We may wonder: Why? Why did she not pick Christmas itself, with the little family of Mary, Joseph and Jesus, in the stable, and the angels announcing the breath-taking news to the shepherds on the hillside – to the poorest people around?
Today, with our 21st century understanding of the feast, we might be inclined to say that it was because Cornelia wanted to emphasise the truth that Christ came to save all peoples, not just the Jews – and not just Christians, either; that the feast of Epiphany is indeed a Manifestation that Christ came to save us all without exception. But it doesn’t seem that that was at the forefront of Cornelia’s thinking.
What we know from written sources (which is all we have to go on now) is that Cornelia wrote a letter to all the members of the Society every Epiphany from 1851 to 1878. Before 1851 there was no need of a letter, because the Society consisted of a single community at St Leonards, and by January 1879 she was too ill, too near death, to write.
Sadly, we don’t have all the letters, but from the ones we do have we can see something of Cornelia’s thinking about the feast and what she wanted it to mean in the Society. What she emphasises is the giving and receiving of spiritual gifts. And it is for this reason that members of the Society renew their vows on this feast day – recalling to mind that God has given each of us so many gifts and that we are to dedicate ourselves again to living them as fully as we can in the year ahead. (The first letter, written in 1851 – less than five years from the founding of the Society – shows that the practice of renewing vows on 6 January was already established.)
In Epiphany letter after Epiphany letter, Cornelia suggests three gifts to reflect on – because, of course, the magi gave three gifts to the Christ Child. So one year she will speak of Faith, Hope and Charity, another of Poverty, Chasity and Obedience which, she hopes, ‘you may day by day understand more and more brightly, and love more intensely, and practice more diligently’.
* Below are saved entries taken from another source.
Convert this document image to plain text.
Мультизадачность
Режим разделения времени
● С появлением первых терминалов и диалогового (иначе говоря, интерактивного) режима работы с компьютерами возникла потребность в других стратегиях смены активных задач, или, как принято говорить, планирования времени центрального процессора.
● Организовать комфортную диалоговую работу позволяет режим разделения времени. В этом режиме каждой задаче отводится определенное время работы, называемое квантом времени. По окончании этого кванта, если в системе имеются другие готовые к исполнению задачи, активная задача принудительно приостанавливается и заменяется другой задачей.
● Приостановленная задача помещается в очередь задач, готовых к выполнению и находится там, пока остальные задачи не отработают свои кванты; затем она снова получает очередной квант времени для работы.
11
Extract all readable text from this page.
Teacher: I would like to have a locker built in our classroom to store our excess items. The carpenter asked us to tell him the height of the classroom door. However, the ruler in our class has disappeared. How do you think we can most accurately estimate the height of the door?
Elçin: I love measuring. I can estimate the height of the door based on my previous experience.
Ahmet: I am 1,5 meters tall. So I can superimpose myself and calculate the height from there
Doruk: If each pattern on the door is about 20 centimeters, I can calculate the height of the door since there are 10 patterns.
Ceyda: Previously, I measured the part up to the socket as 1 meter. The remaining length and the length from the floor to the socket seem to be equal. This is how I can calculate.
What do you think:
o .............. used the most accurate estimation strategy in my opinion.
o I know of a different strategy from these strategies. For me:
In the letter of 1856 Cornelia chooses three gifts which are more personal to herself and more revealing of her hopes for the Society – ‘our old friends, though ever new, Vigilance, Humility and Fidelity’. We might want to reflect on these three gifts and what they mean to us and how we live them. Cornelia, expanding on her theme, gives us some pointers:
‘Be then like the Holy Child Jesus in your thoughts, in your words, and in your actions, cherishing diligence [that is, vigilance] and fidelity in what is called little by daily occurrence – and be persuaded that nothing is little with God, if it is the practice of virtue – God and I – Fidelity.’